The only exception in the record is to the rejection by the Court below of the following prayer of the defendants: "The Court rules as a matter of law that there is no evidence legally sufficient to show that the employees of A. Lisner were authorized to act for, or that they were the duly authorized agents of the defendant, and therefore the verdict of the Court sitting as a jury must be for the plaintiff under the stipulation for the sum of $109.93."

The affidavits produced by the defendants tended to show that the destruction of the mirrors was due to the carelessness and negligence of the employees of the plaintiff, while the affidavits produced by the plaintiff tended to show that the loss was the result of the carelessness or negligence of the employees of A. Lisner.

The theory of the appellants as presented by their prayer, and their contention in this Court is that they can not be held responsible for "acts in which they in no way participated," except upon the ground that the employees of A. Lisner were their agents, and that there is no evidence in the case to establish such agency. This contention overlooks the effect of the fact that the mirrors belonged to the appellants and were by their directions shipped and consigned to A. Lisner. The fact that the mirrors were so shipped and consigned by direction of the appellants was evidence to show that A. Lisner *Page 41 was authorized by them to receive the goods, and the affidavits show that one of the employees of A. Lisner to whom the driver of the appellee presented the bill of lading and applied for instructions as to the delivery was the receiving clerk of A. Lisner. In the case of Swindell v. Gilbert, 100 Md. 399, the Court said: "The authority of an agent need not be proved by writing; it may be inferred from facts and circumstances and from the permission and acceptance of his services and subsequent adoption and ratification of his acts will suffice." It is said in 2 Corpus Juris., p. 440: "An agency may be implied where one person by his conduct holds out another as his agent, and thereby invests him with apparent or ostensible authority as agent," and in 4 R.C.L. sec. 292, it is said: "If a shipper delivers his property to a carrier without special instructions as to its ownership or its delivery on any condition, the consignee becomes immediately entitled to the possession of the property, and may demand and lawfully receive it forthwith from the carrier.

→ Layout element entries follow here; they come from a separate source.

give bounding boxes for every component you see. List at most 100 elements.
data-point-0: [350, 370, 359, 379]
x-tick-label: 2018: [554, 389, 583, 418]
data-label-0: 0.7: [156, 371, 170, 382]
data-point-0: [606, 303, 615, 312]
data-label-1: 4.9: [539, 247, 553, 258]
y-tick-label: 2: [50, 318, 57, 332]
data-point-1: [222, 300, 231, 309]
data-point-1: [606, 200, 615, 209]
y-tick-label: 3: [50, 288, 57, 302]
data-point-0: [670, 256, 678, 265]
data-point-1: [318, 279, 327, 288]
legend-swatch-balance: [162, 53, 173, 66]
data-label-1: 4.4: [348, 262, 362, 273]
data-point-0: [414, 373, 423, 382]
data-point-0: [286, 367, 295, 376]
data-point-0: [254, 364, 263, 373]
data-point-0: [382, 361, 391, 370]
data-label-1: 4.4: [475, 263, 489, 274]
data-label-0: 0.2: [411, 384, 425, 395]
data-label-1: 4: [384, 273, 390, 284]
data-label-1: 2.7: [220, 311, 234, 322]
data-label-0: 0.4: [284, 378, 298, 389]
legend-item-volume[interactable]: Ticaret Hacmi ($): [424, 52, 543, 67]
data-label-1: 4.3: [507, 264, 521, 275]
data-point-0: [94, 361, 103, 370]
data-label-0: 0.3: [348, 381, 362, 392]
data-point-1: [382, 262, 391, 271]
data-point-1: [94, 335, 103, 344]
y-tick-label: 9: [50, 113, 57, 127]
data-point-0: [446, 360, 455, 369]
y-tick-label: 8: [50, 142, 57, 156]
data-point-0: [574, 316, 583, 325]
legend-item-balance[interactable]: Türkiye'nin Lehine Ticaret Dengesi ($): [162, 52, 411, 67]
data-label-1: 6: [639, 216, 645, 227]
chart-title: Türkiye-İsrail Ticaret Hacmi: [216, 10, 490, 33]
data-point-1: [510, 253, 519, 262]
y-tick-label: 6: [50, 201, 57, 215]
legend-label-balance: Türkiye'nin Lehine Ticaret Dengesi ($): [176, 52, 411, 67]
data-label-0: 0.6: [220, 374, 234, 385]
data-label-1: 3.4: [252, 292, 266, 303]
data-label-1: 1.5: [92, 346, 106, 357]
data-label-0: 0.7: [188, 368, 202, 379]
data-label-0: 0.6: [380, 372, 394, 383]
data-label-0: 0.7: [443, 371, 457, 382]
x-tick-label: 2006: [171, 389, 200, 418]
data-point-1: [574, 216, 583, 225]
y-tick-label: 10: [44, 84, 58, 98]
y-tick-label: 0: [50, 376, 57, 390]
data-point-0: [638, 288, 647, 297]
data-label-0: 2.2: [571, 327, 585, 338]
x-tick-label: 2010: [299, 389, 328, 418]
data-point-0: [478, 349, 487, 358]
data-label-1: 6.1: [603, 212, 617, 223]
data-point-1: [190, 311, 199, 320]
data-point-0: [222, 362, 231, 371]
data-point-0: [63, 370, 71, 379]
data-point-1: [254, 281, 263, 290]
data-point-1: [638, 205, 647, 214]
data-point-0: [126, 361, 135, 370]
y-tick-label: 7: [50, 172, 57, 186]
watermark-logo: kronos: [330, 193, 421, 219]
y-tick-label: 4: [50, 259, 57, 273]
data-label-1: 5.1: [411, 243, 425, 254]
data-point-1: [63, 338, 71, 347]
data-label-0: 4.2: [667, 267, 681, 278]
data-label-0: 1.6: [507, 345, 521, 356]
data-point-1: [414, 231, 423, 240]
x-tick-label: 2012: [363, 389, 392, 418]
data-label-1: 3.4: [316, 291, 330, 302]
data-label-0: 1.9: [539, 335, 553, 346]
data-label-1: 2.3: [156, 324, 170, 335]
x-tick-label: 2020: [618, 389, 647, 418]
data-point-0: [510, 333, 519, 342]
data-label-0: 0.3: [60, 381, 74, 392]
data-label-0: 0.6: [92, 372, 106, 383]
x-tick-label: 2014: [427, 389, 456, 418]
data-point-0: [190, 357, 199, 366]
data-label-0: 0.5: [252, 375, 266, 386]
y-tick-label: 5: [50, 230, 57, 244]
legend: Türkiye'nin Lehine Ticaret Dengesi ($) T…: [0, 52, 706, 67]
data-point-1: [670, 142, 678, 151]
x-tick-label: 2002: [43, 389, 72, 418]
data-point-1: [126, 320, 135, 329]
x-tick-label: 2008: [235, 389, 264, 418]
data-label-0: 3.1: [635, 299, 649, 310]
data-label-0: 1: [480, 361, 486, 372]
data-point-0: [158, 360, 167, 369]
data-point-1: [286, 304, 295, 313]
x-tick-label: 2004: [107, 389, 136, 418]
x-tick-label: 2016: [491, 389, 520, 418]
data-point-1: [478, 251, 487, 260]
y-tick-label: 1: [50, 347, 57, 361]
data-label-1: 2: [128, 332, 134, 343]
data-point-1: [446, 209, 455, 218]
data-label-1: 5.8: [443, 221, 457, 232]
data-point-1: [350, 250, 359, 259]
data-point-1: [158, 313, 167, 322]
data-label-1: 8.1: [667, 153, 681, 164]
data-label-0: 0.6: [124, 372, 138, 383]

Consequently the latter, in the absence of notice of a third person's rights, is justified in delivering it to the consignee who is prima facie entitled to receive the goods at any point on its line of transportation. However, it is not always necessary that a consignment be delivered to the party to whom it is addressed in person; a delivery to an agent, clerk or employee duly authorized by him to receive the same will be valid."

It follows from what has been said that there was no error in the rejection by the Court below of the defendant's prayer, and the judgment appealed from must therefore be affirmed.